The foundation of deep learning. Connect many Logistic Regression "blocks" together, train with backpropagation, and get remarkably powerful models.
| Model | Architecture | Captures? |
|---|---|---|
| Perceptron | 1 unit, sign activation | Linear patterns only |
| Logistic Regression | 1 unit, sigmoid activation | Linear, soft boundary |
| Neural Network | Many units, multiple layers, non-linear activations | Non-linear, complex patterns |
An activation function transforms the linear combination of inputs (s = θᵀX) into the output of a neuron. Without non-linear activations, a stack of layers would just be equivalent to one linear layer — useless for complex patterns.
Linear(Linear(X)) = Linear(X) — composing linear transformations gives another linear transformation. Non-linear activations break this, allowing the network to learn arbitrary complex functions.
Input flows forward through each layer: linear combination → activation → output to next layer.
Backpropagation computes the gradient of the loss with respect to every weight in the network, using the chain rule. Weights are then updated with gradient descent.
We need to know "how much did each weight contribute to the error?" so we know which direction to adjust it. For deep networks with millions of weights, backprop is the only feasible way to compute all these gradients efficiently.
Word2Vec trains a shallow neural network to perform a prediction task on raw text. The labels are generated from the text itself — no human annotation needed. The embedding matrix (weights) is the real output we care about.

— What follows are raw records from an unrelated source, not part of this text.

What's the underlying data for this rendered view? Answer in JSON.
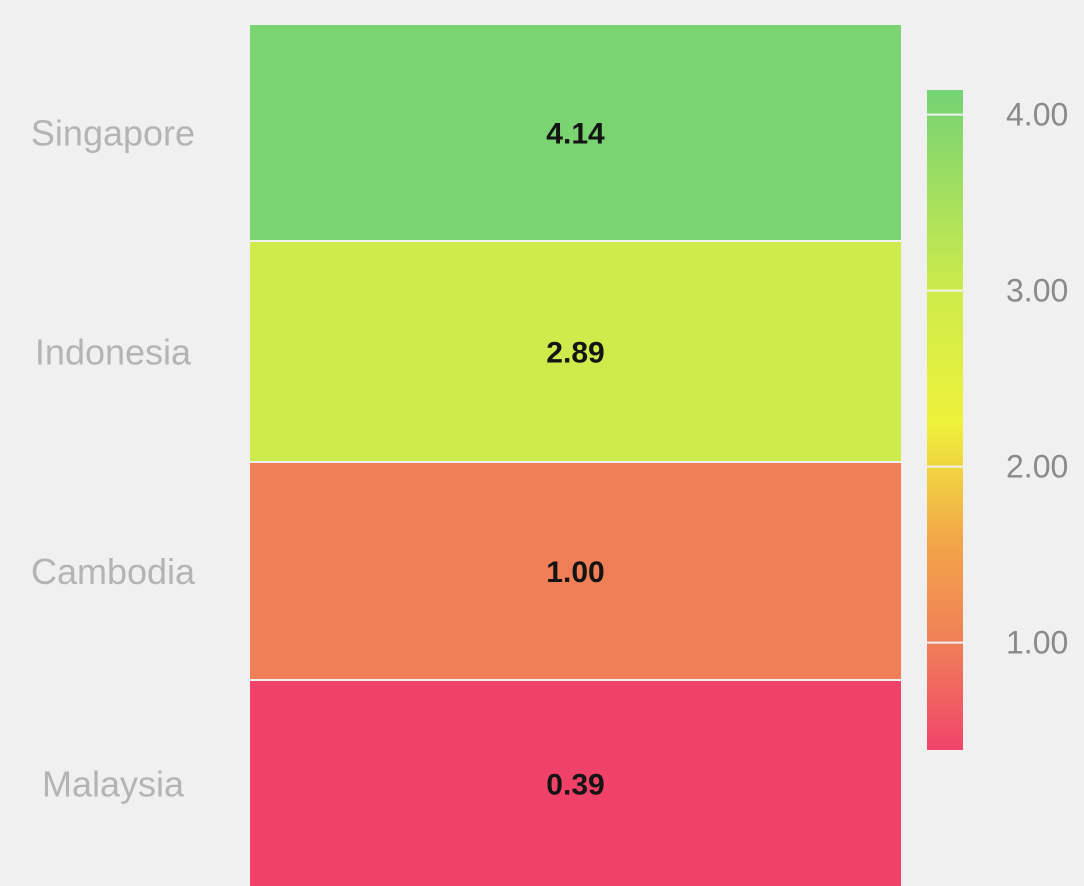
{
  "chart_data": {
    "type": "heatmap",
    "categories": [
      "Singapore",
      "Indonesia",
      "Cambodia",
      "Malaysia"
    ],
    "values": [
      4.14,
      2.89,
      1.0,
      0.39
    ],
    "value_labels": [
      "4.14",
      "2.89",
      "1.00",
      "0.39"
    ],
    "cell_colors": [
      "#7ad472",
      "#cdeb4b",
      "#f07f57",
      "#f04268"
    ],
    "colorscale": {
      "min": 0.39,
      "max": 4.14,
      "ticks": [
        {
          "value": 4.0,
          "label": "4.00"
        },
        {
          "value": 3.0,
          "label": "3.00"
        },
        {
          "value": 2.0,
          "label": "2.00"
        },
        {
          "value": 1.0,
          "label": "1.00"
        }
      ],
      "stops": [
        {
          "value": 0.39,
          "color": "#f0446a"
        },
        {
          "value": 1.0,
          "color": "#f07f57"
        },
        {
          "value": 1.6,
          "color": "#f2a848"
        },
        {
          "value": 2.25,
          "color": "#eef23a"
        },
        {
          "value": 3.0,
          "color": "#cdeb4b"
        },
        {
          "value": 4.14,
          "color": "#74d374"
        }
      ]
    },
    "legend": "right",
    "title": "",
    "xlabel": "",
    "ylabel": ""
  }
}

GloVe/SVD need the full co-occurrence matrix (d×d, huge). Word2Vec trains on local windows using gradient descent — more scalable to very large corpora (billions of words). It also produces dense, meaningful vectors with linear semantic structure.
CBoW predicts the center word from its surrounding context words. Given the context window, what word is in the middle?
Faster to train (averages context). Better for frequent words. Better at capturing syntactic relationships (grammar patterns).
Skip-Gram predicts the surrounding context words from a center word. Given the middle word, what are its neighbors?
Works better with small datasets and rare words. Better at capturing semantic relationships (meaning). The preferred method for learning high-quality embeddings.
| Property | CBoW | Skip-Gram |
|---|---|---|
| Task | Context → Center word | Center word → Context |
| Training speed | Faster (averages context) | Slower (multiple outputs) |
| Rare words | Poor | Better |
| Captures | Syntactic (grammar) patterns | Semantic (meaning) relationships |
| Dataset size | Better for large datasets | Works well even with small datasets |
| Context dependency | Position-independent (averages all context) | Position-independent (predicts each) |
Q1. Which activation function is most commonly used in deep learning due to its optimization-friendly properties?
Q2. In CBoW, the model predicts:
Q3. 1000 training documents, batch size = 50. How many iterations per epoch?
Q4. Both Word2Vec and GloVe produce context-dependent embeddings (different vectors for the same word in different contexts) — True or False?